Los alumnos restantes, en tanto, habían agrupado los pupitres para formar cuatro mesas de aproximadamente diez cada una. Joaco y Rodolfo apoyaron la olla en el escritorio de “la seño” y comenzaron a servir el estofado. Las mujeres repartían los utensilios, la bebida y los platos que los varones iban llenando. Al terminar se sumaron a la mesa de la maestra, quien luego de dar gracias y desearles buen apetito, se sentó entre ellos.
Antes de probar bocado, Joaco preguntó a su vecina:
—¿Cómo hicieron tan rápido lo’ banco’ y la’ silla’? Ayé la’ dejamo’ cerca del mediodía y hoy ya etán toda’ hecha’ ¿Quién lo hizo?—Ana lo miró con ternura antes de contestarle.

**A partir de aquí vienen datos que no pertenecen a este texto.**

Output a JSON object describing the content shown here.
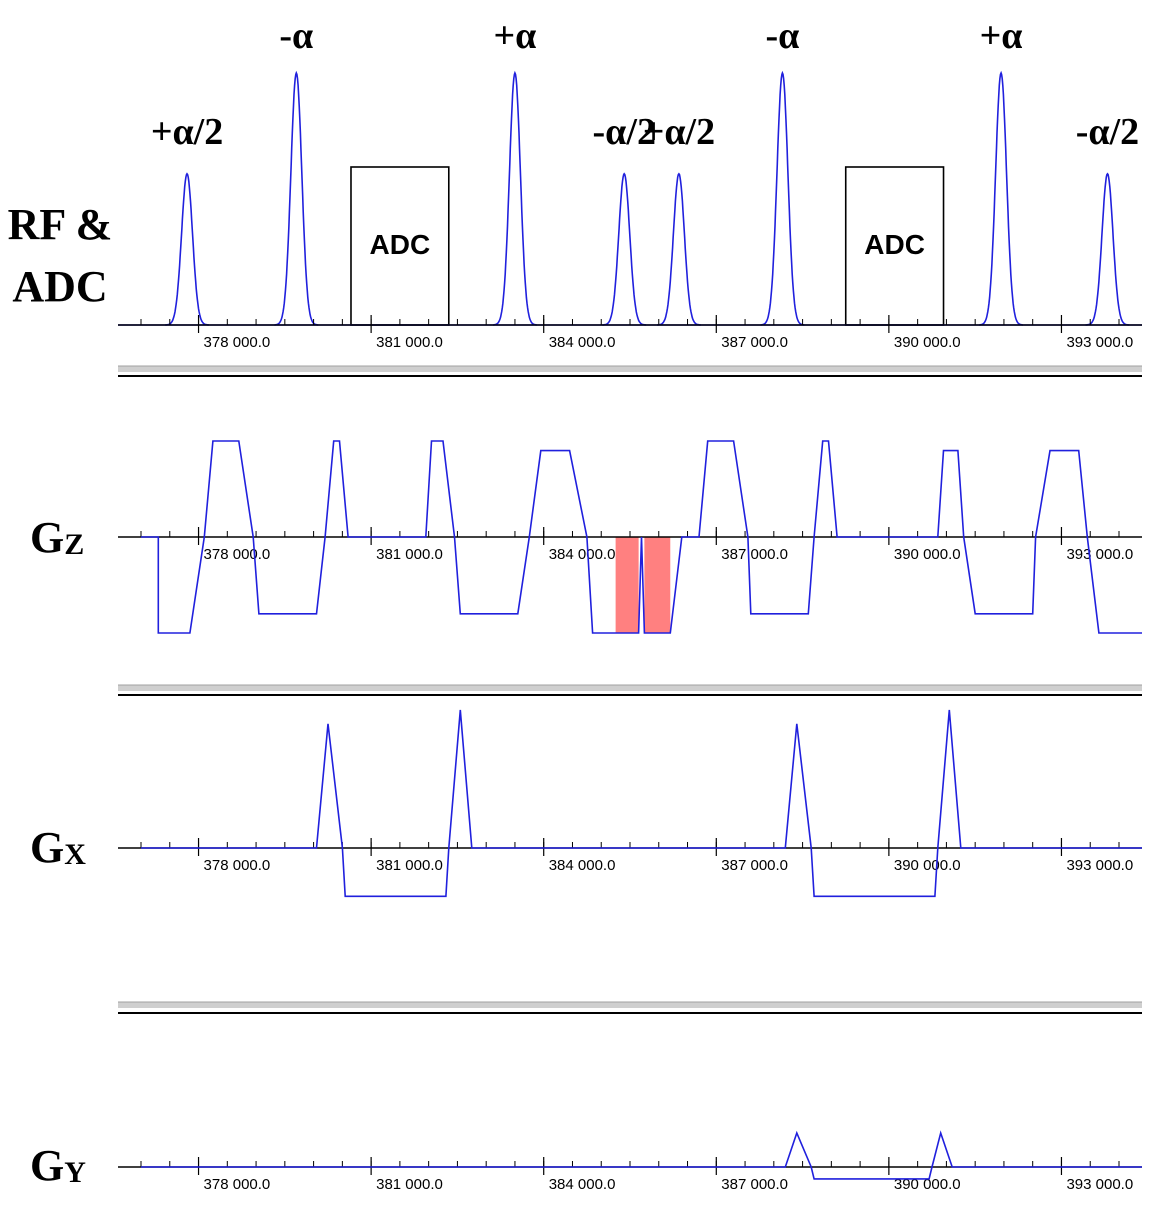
{
  "rf_channel": {
    "label_line1": "RF &",
    "label_line2": "ADC",
    "pulses": [
      {
        "label": "+α/2",
        "t": 377800,
        "amp": 0.6
      },
      {
        "label": "-α",
        "t": 379700,
        "amp": 1.0
      },
      {
        "label": "+α",
        "t": 383500,
        "amp": 1.0
      },
      {
        "label": "-α/2",
        "t": 385400,
        "amp": 0.6
      },
      {
        "label": "+α/2",
        "t": 386350,
        "amp": 0.6
      },
      {
        "label": "-α",
        "t": 388150,
        "amp": 1.0
      },
      {
        "label": "+α",
        "t": 391950,
        "amp": 1.0
      },
      {
        "label": "-α/2",
        "t": 393800,
        "amp": 0.6
      }
    ],
    "adc_windows": [
      {
        "label": "ADC",
        "t_start": 380650,
        "t_end": 382350
      },
      {
        "label": "ADC",
        "t_start": 389250,
        "t_end": 390950
      }
    ]
  },
  "gz_channel": {
    "label_main": "G",
    "label_sub": "Z",
    "highlight_color": "#ff8080",
    "highlight_blocks": [
      {
        "t_start": 385250,
        "t_end": 385650
      },
      {
        "t_start": 385750,
        "t_end": 386200
      }
    ],
    "waveform": [
      [
        377000,
        0
      ],
      [
        377300,
        0
      ],
      [
        377300,
        -1
      ],
      [
        377850,
        -1
      ],
      [
        378100,
        0
      ],
      [
        378250,
        1
      ],
      [
        378700,
        1
      ],
      [
        378950,
        0
      ],
      [
        379050,
        -0.8
      ],
      [
        380050,
        -0.8
      ],
      [
        380200,
        0
      ],
      [
        380350,
        1
      ],
      [
        380450,
        1
      ],
      [
        380600,
        0
      ],
      [
        381950,
        0
      ],
      [
        382050,
        1
      ],
      [
        382250,
        1
      ],
      [
        382450,
        0
      ],
      [
        382550,
        -0.8
      ],
      [
        383550,
        -0.8
      ],
      [
        383750,
        0
      ],
      [
        383950,
        0.9
      ],
      [
        384450,
        0.9
      ],
      [
        384750,
        0
      ],
      [
        384850,
        -1
      ],
      [
        385650,
        -1
      ],
      [
        385700,
        0
      ],
      [
        385750,
        -1
      ],
      [
        386200,
        -1
      ],
      [
        386400,
        0
      ],
      [
        386700,
        0
      ],
      [
        386850,
        1
      ],
      [
        387300,
        1
      ],
      [
        387550,
        0
      ],
      [
        387600,
        -0.8
      ],
      [
        388600,
        -0.8
      ],
      [
        388700,
        0
      ],
      [
        388850,
        1
      ],
      [
        388950,
        1
      ],
      [
        389100,
        0
      ],
      [
        390850,
        0
      ],
      [
        390950,
        0.9
      ],
      [
        391200,
        0.9
      ],
      [
        391300,
        0
      ],
      [
        391500,
        -0.8
      ],
      [
        392500,
        -0.8
      ],
      [
        392550,
        0
      ],
      [
        392800,
        0.9
      ],
      [
        393300,
        0.9
      ],
      [
        393450,
        0
      ],
      [
        393650,
        -1
      ],
      [
        394400,
        -1
      ]
    ]
  },
  "gx_channel": {
    "label_main": "G",
    "label_sub": "X",
    "waveform": [
      [
        377000,
        0
      ],
      [
        380050,
        0
      ],
      [
        380250,
        0.9
      ],
      [
        380500,
        0
      ],
      [
        380550,
        -0.35
      ],
      [
        382300,
        -0.35
      ],
      [
        382350,
        0
      ],
      [
        382550,
        1
      ],
      [
        382750,
        0
      ],
      [
        388200,
        0
      ],
      [
        388400,
        0.9
      ],
      [
        388650,
        0
      ],
      [
        388700,
        -0.35
      ],
      [
        390800,
        -0.35
      ],
      [
        390850,
        0
      ],
      [
        391050,
        1
      ],
      [
        391250,
        0
      ],
      [
        394400,
        0
      ]
    ]
  },
  "gy_channel": {
    "label_main": "G",
    "label_sub": "Y",
    "waveform": [
      [
        377000,
        0
      ],
      [
        388200,
        0
      ],
      [
        388400,
        1
      ],
      [
        388650,
        0
      ],
      [
        388700,
        -0.35
      ],
      [
        390700,
        -0.35
      ],
      [
        390750,
        0
      ],
      [
        390900,
        1
      ],
      [
        391100,
        0
      ],
      [
        394400,
        0
      ]
    ]
  },
  "time_axis": {
    "tick_labels": [
      "378 000.0",
      "381 000.0",
      "384 000.0",
      "387 000.0",
      "390 000.0",
      "393 000.0"
    ],
    "tick_values": [
      378000,
      381000,
      384000,
      387000,
      390000,
      393000
    ],
    "t_min": 376600,
    "t_max": 394400
  },
  "colors": {
    "waveform": "#2020dd",
    "axis": "#000000",
    "separator": "#a0a0a0"
  }
}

—Tengo entendido que fueron José y Jesús, los carpinteros, quienes los hicieron durante la noche…—y se quedó pensando en aquello.
—Son bueno’ carpintero’—replicó el muchacho.

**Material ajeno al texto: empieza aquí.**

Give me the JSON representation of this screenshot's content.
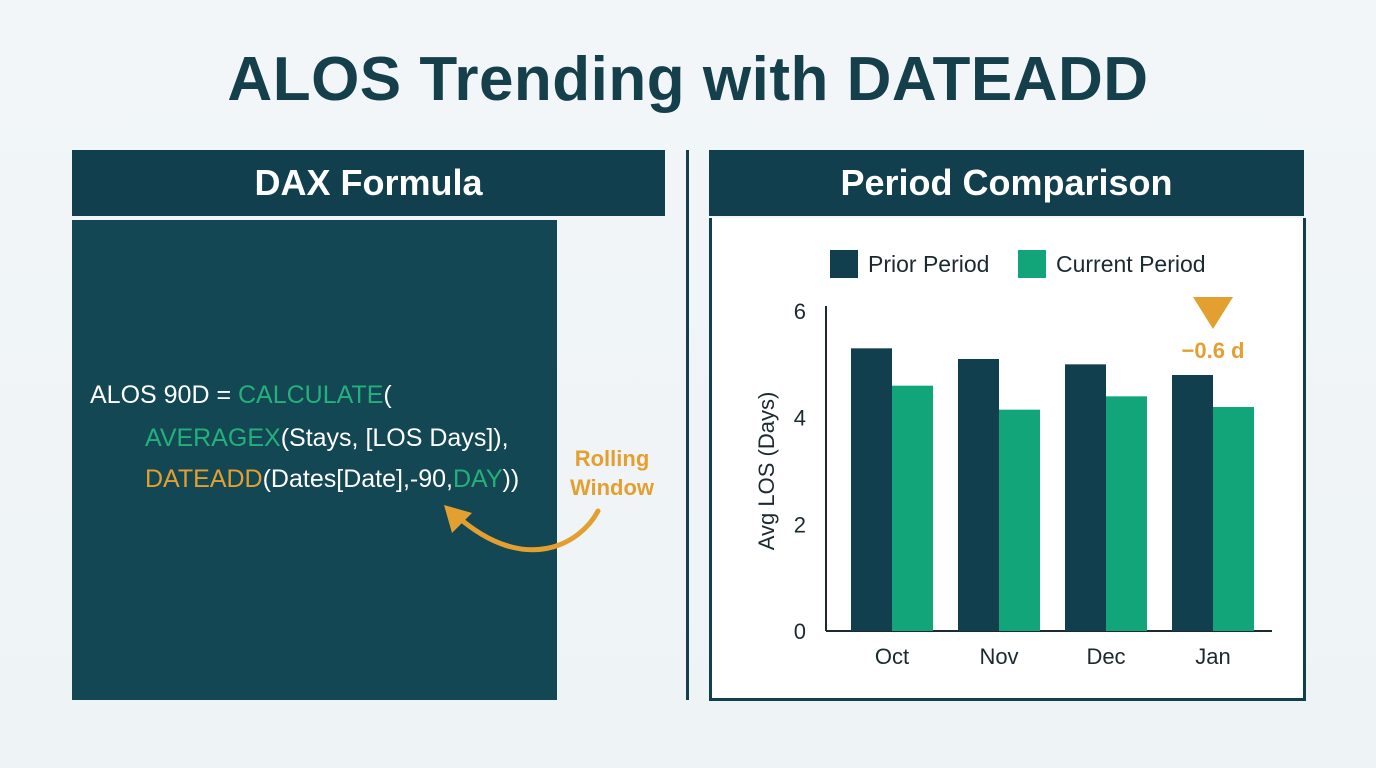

—Sí, son buenos—coincidió la joven maestra—realmente hicieron un buen trabajo. Ahora es nuestro turno de aprovecharlo. Comé, que se te va a enfriar.
El aire era una mezcla de risas, gritos y bromas, con el aroma del suculento estofado de la señora Estela. Las conversaciones iban desde instrumentos musicales y novios, hasta bailes y fútbol. Cuando hubieron terminado de comer, los secretarios y Ana alcanzaron todo de vuelta a la casa contigua. A su regreso, llevaron un cajón de manzanas y las repartieron a cada alumno, para evitar revuelo con los lugares asignados. Era una rutina que Ana les había inculcado como parte de su formación, de personas educadas y, además, civilizadas.
Al ocupar sus lugares nuevamente, el moreno volvió a hablar:
— ¿Le gutaría velo de nuevo?—le preguntó a su maestra con una sonrisa cómplice, y se quedó mirándola con atención e intriga.
—¿De qué hablás Joaco?—dijo la joven, pretendiendo no saber de qué hablaba, o de quién.
—Hablo de Gonza, mi amigo, el que vino ayé—le respondió abriendo sus manos, en señal de que era evidente.
—Perdón ¿a qué viene esa pregunta?—alcanzó a decir, disimulando sin mucha destreza su incomodidad—. Quiero decir ¿por qué me lo preguntás?—agregó, más serena.